Wictbert († 690; feest 12 april), één van Egbert's gezellen, stond bekend om zijn wereldverzaking en om zijn kennis van de leer. Hij had jarenlang welhaast volmaakt in Ierland het leven van een kluizenaar in ballingschap geleid. Hij ging scheep en zette in Friesland voet aan wal. Daar verkondigde hij twee jaar lang onafgebroken aan het volk en zijn koning Rathbed [= de Friese koning Radboud: † 719] het woord des levens. Maar al zijn pogingen leverden bij zijn uitheemse toehoorders geen enkel resultaat op. Toen keerde hij terug naar zijn geliefde land van ballingschap, en wijdde zich als vanouds toe aan de Heer in de stilte. Nu hij mensen ver weg niet nader tot het geloof had weten te brengen, probeerde hij zijn eigen mensen van dienst te zijn door hun een goed voorbeeld te geven.'

[Beda Venerabilis 'Geschiedenis van Engelands kerk en volk' Boek V, hoofdstuk 9]
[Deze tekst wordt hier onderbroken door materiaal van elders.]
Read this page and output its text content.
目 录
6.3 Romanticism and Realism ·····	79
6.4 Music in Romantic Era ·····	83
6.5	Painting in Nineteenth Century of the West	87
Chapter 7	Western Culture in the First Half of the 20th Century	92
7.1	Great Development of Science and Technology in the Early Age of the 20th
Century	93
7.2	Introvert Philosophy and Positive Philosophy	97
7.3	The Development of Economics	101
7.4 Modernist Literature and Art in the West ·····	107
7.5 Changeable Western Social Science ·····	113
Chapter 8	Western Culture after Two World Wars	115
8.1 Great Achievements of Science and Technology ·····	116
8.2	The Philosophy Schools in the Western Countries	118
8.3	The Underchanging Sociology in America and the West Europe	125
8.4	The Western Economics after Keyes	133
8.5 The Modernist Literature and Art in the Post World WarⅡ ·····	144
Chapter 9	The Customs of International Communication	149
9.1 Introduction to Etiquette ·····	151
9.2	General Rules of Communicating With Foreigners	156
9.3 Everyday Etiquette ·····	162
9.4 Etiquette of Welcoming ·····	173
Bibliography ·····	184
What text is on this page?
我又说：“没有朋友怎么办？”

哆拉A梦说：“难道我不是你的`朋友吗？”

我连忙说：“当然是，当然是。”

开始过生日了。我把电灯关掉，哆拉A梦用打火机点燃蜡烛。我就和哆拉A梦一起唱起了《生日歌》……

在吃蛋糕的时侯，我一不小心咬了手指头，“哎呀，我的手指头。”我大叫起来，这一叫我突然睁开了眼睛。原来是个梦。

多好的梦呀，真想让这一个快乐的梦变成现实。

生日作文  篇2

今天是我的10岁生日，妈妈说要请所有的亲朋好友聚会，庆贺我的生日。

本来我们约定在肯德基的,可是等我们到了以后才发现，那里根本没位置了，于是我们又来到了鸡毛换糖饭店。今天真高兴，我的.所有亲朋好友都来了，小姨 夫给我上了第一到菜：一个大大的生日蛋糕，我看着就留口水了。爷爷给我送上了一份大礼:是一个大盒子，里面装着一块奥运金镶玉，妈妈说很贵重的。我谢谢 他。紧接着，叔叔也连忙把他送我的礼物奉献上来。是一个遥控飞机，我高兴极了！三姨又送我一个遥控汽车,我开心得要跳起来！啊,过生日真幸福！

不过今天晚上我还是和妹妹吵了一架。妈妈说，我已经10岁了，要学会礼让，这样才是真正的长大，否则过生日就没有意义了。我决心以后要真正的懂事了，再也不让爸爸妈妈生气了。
Zo kwam de man Gods Egbert erachter dat hij niet de aangewezen man was om het geloof aan de heidenen te gaan preken. Hij moest ter plaatse blijven om de Heilige Kerk op een andere manier van dienst te zijn. Precies zoals het visioen hem had voorzegd. Ook wist hij dat Wictbert geen succes had gehad toen hij die gebieden bezocht. Ondanks dat probeerde hij andere heilige, van ijver blakende mannen uit te zenden voor het predikingswerk.

[Beda Venerabilis 'Geschiedenis van Engelands kerk en volk' Boek V, hoofdstuk 10]

Tot zijn leerlingen, die wel vanuit Rathmelsigi naar het vasteland zijn overgestoken om het evangelie onder de heidenen te verkondigen, behoren o.a. Willibrord († 739; feest 7 november) en Switbert van Kaiserswerth († 713; feest 1 maart).

Legende (vervolg)

Na een tijd lang als banneling in Ierland geleefd te hebben, vertrok Egbert naar de monniken op het eiland Iona (ook wel 'Hy' genaamd). Daar werd hij met grote vreugde en veel eerbetoon ontvangen. Dankzij de wijsheid die hem was gegeven heeft hij het voor elkaar gekregen, dat de broeders zich daar voortaan aanpasten aan de katholieke gebruiken rond het vaststellen van het jaarlijks paasfeest en rond de kwestie van de kruinschering voor geestelijken.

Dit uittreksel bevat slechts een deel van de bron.